Put simply, lower wages mean companies can afford to retain and recruit staff, boosting employment levels. But because we are producing less per worker, productivity is falling.
Helen Miller, a senior research economist at the IFS, said: “Given the scale and persistence of falls in output since 2008, it is remarkable that there are more people in work today in the UK than there were before the recession. The result though is a dramatic fall in labour productivity.”
The IFS report says: “Specifically, low wages allow firms to retain more staff than they otherwise would have, given the fall in output demand.
“Low wages also reduce the pressure to lay off the least productive employees and may have enabled some low-productivity firms to carry on operating rather than go bust.”
Although falling wages are not the only reason productivity is declining, according to the IFS, they are an important factor. The irony is that those of us in work are grappling with a falling standard of living, which is impeding economic recovery because we have less cash in our pockets.

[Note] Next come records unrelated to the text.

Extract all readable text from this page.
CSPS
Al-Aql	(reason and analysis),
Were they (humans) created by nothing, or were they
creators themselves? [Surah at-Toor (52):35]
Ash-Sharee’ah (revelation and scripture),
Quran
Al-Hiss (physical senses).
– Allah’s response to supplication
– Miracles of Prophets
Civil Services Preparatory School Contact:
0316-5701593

There is also the fact that, over the longer term, falling productivity and real wages are unwelcome.
Simon Kirby, principal research fellow at the National Institute of Economic and Social Research, told Channel 4 News: “Falling real wages are not a good thing in the long run.
“Prosperity is determined by productivity growth in the economy. It is productivity growth that fundamentally improves our standard of living and leads to a rise in real wages.”

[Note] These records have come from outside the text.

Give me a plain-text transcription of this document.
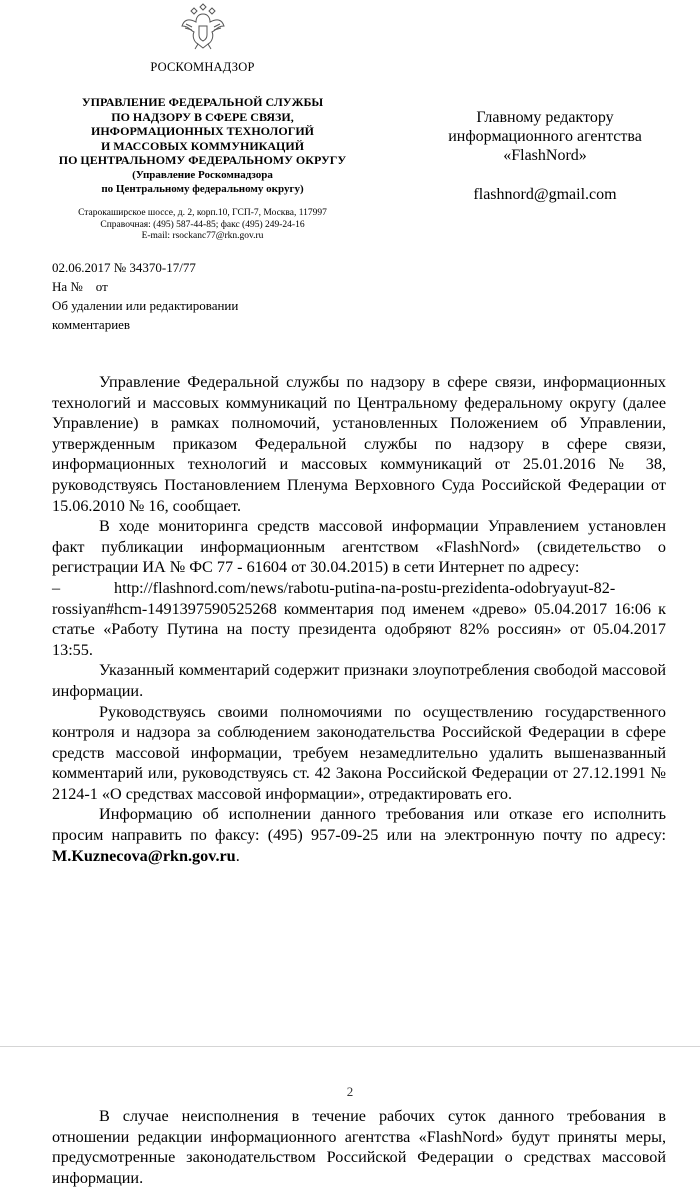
РОСКОМНАДЗОР
УПРАВЛЕНИЕ ФЕДЕРАЛЬНОЙ СЛУЖБЫ
ПО НАДЗОРУ В СФЕРЕ СВЯЗИ,
ИНФОРМАЦИОННЫХ ТЕХНОЛОГИЙ
И МАССОВЫХ КОММУНИКАЦИЙ
ПО ЦЕНТРАЛЬНОМУ ФЕДЕРАЛЬНОМУ ОКРУГУ
(Управление Роскомнадзора
по Центральному федеральному округу)
Старокаширское шоссе, д. 2, корп.10, ГСП-7, Москва, 117997
Справочная: (495) 587-44-85; факс (495) 249-24-16
E-mail: rsockanc77@rkn.gov.ru
Главному редактору
информационного агентства
«FlashNord»
flashnord@gmail.com
02.06.2017 № 34370-17/77
На №    от
Об удалении или редактировании
комментариев

Управление Федеральной службы по надзору в сфере связи, информационных технологий и массовых коммуникаций по Центральному федеральному округу (далее Управление) в рамках полномочий, установленных Положением об Управлении, утвержденным приказом Федеральной службы по надзору в сфере связи, информационных технологий и массовых коммуникаций от 25.01.2016 № 38, руководствуясь Постановлением Пленума Верховного Суда Российской Федерации от 15.06.2010 № 16, сообщает.

В ходе мониторинга средств массовой информации Управлением установлен факт публикации информационным агентством «FlashNord» (свидетельство о регистрации ИА № ФС 77 - 61604 от 30.04.2015) в сети Интернет по адресу:

–	http://flashnord.com/news/rabotu-putina-na-postu-prezidenta-odobryayut-82-rossiyan#hcm-1491397590525268 комментария под именем «древо» 05.04.2017 16:06 к статье «Работу Путина на посту президента одобряют 82% россиян» от 05.04.2017 13:55.

Указанный комментарий содержит признаки злоупотребления свободой массовой информации.

Руководствуясь своими полномочиями по осуществлению государственного контроля и надзора за соблюдением законодательства Российской Федерации в сфере средств массовой информации, требуем незамедлительно удалить вышеназванный комментарий или, руководствуясь ст. 42 Закона Российской Федерации от 27.12.1991 № 2124-1 «О средствах массовой информации», отредактировать его.

Информацию об исполнении данного требования или отказе его исполнить просим направить по факсу: (495) 957-09-25 или на электронную почту по адресу: M.Kuznecova@rkn.gov.ru.

2

В случае неисполнения в течение рабочих суток данного требования в отношении редакции информационного агентства «FlashNord» будут приняты меры, предусмотренные законодательством Российской Федерации о средствах массовой информации.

But falling real wages have kept employment levels high and unemployment levels relatively low.
Mr Kirby said: “If wages had kept pace with inflation, a large number of people would have been better off, but a large number of people would have lost their jobs and unemployment would have been higher. It’s a trade-off.”
Falling real wages have taken their toll on the lowest earners. Matthew Bolton, lead organiser of the Living Wage campaign, told Channel 4 News: “The cost of living has been rising steadily and at some points sharply over the course of the last five years, and it’s been rising more sharply than the minimum wage (of £6.19 an hour).
“For that reason, an increasing number of people and families have found themselves in working poverty.”
Almost five million people in work are not being paid the living wage of £7.45 an hour (£8.55 in London).